Example here _ I could be wrong in terms of jwt though. I'll read through the spec and libs. http://www.java2s.com/Tutorial/Java/0490__Security/RSASignatureGeneration.htm

spry-rproud commented 9 years ago

Any progress updates?

obihann commented 9 years ago

@spry-rproud none from me but thanks for the poke :) @jasongoodwin if you don't get to this during the week I'll take another stab at it over the weekend, I have a hectic week coming up so I can't do this any sooner unfortunately. I'm making a note now for myself to try to resolve this on the weekend :+1:

jasongoodwin commented 9 years ago

Hey obihann has a PR for this - I'll hang out w/ it this week and hopefully release it by next weekend. Thanks for your patience and sorry for the delay in getting this feature in. I'm hoping by next weekend I can have it validated and released.

jasongoodwin commented 8 years ago

I'm Working on this over the weekend. The fact that eg RSA works a bit differently with the public and private keys has me rethinking the API. It looks a bit messy in inside too - I want to switch it up a bit. I have more time so I should be able to finish this up over the weekend. Thanks for your patience!!

jasongoodwin commented 8 years ago

K I have a bunch of the refactoring done for RSA signing and validation (finally). Sorry for the wait. I'm going to change how it's implemented to use something like bouncy castle for better memory usage as the Java Security pieces used are not thread safe so there is a bunch of extra memory overhead. I should be able to release it this week.

It's a major revision - API breaking change - so I need to produce a migration guide to go along with it.

Thanks for waiting!

jasongoodwin commented 8 years ago

hey my book is published etc so I have some more time now.
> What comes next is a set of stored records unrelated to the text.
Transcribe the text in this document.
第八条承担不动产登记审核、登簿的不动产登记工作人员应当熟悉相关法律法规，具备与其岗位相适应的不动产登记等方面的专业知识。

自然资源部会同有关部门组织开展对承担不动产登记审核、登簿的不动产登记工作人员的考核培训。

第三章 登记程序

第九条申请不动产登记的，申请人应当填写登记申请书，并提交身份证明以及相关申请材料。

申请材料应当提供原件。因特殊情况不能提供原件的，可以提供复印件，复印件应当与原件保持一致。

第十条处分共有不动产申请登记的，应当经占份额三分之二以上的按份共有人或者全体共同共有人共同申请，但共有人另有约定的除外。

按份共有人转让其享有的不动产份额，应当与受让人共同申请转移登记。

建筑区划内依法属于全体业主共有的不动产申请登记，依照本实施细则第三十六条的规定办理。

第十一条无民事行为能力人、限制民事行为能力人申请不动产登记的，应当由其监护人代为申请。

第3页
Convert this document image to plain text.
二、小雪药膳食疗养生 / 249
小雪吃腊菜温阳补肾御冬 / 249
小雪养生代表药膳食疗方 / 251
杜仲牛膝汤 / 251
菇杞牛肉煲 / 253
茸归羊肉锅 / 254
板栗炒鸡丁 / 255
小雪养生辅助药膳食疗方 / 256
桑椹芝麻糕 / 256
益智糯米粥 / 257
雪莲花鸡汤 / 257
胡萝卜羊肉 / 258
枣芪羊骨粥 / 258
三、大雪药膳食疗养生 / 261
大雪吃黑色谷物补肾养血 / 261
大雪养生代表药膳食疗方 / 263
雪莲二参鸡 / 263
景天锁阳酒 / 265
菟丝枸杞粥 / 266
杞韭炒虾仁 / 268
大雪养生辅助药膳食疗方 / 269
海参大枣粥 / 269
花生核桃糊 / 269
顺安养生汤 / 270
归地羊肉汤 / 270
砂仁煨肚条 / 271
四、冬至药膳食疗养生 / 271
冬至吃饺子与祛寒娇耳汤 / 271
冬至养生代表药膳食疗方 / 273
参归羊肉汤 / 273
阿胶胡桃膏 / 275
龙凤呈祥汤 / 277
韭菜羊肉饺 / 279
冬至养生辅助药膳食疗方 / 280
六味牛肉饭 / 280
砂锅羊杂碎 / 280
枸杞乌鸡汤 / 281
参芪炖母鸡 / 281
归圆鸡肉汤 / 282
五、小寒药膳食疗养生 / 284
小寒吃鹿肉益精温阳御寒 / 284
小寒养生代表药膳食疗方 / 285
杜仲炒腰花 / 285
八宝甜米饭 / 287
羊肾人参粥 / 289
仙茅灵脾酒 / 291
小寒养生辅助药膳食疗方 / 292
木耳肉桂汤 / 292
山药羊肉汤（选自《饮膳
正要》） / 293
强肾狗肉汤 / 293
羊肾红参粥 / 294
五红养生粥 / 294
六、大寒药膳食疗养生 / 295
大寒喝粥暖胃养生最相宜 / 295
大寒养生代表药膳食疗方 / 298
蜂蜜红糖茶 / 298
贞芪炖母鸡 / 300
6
That killed me. http://www.amazon.com/Learning-Akka-Jason-Goodwin/dp/1784393002

I gave this another run over today and tested it a bit. I think it needs some peer review and a bit of focus before I formally release and publish. I pushed the change to the develop branch as 1.0.0-SNAPSHOT. if you need it publish it locally and drop some feedback here. I'll think about it a bit but would be nice to have someone to bounce ideas off of about the use of the api. I should write a few integration tests to see how it works all together and give examples. The docs will be out of whack now too as the API is broken from previous versions.

If you want to contribute, try testing the other rsa algorithms etc. Also changing to bouncy castle from the java security libs should net performance improvements as the java abstractions are not thread safe so require lots of object creation.

Because it's a fairly significant change to the api, it would really help if someone publishes it local and tries to upgrade their project. I'm wondering if there should still be some sort of token verify abstraction but I'm starting to think not:

One of the concerns there is that someone trying to break it could pass algorithm=none and so the check would pass verification so there would need to be allowed algorithms. It might be fine to ship without this though - it moves the concern to the application to ensure that the token is signed with an expected algorithm - I'm not sure if the JWT library should handle too much of this but it makes it a touch harder to use without it.

Right now the RSA implementation expects PrivateKey and PublicKey to be provided, so again, how those are obtained is up to the user.

jasongoodwin commented 8 years ago

Added ES and PS algorithms as well. I'll release it soon but it needs some additional verification. Can anyone try 1.0.0-M1 RSA on the develop branch to see if it works in their use cases? The API is a bit different in that you explicitly have to provide the signer or verifier.

jasongoodwin commented 8 years ago

1.0.0-M1 published to central. I want to add some more features and test this better w/ integrations before calling it a real release but all encryption algorithms are in place.

jasongoodwin commented 7 years ago

Have you been able to test/verify the behavior?

Philippus commented 7 years ago

I tried it out this weekend and found some bugs: https://github.com/jasongoodwin/authentikat-jwt/pull/34

jasongoodwin commented 7 years ago

Thank you so much for looking at this!!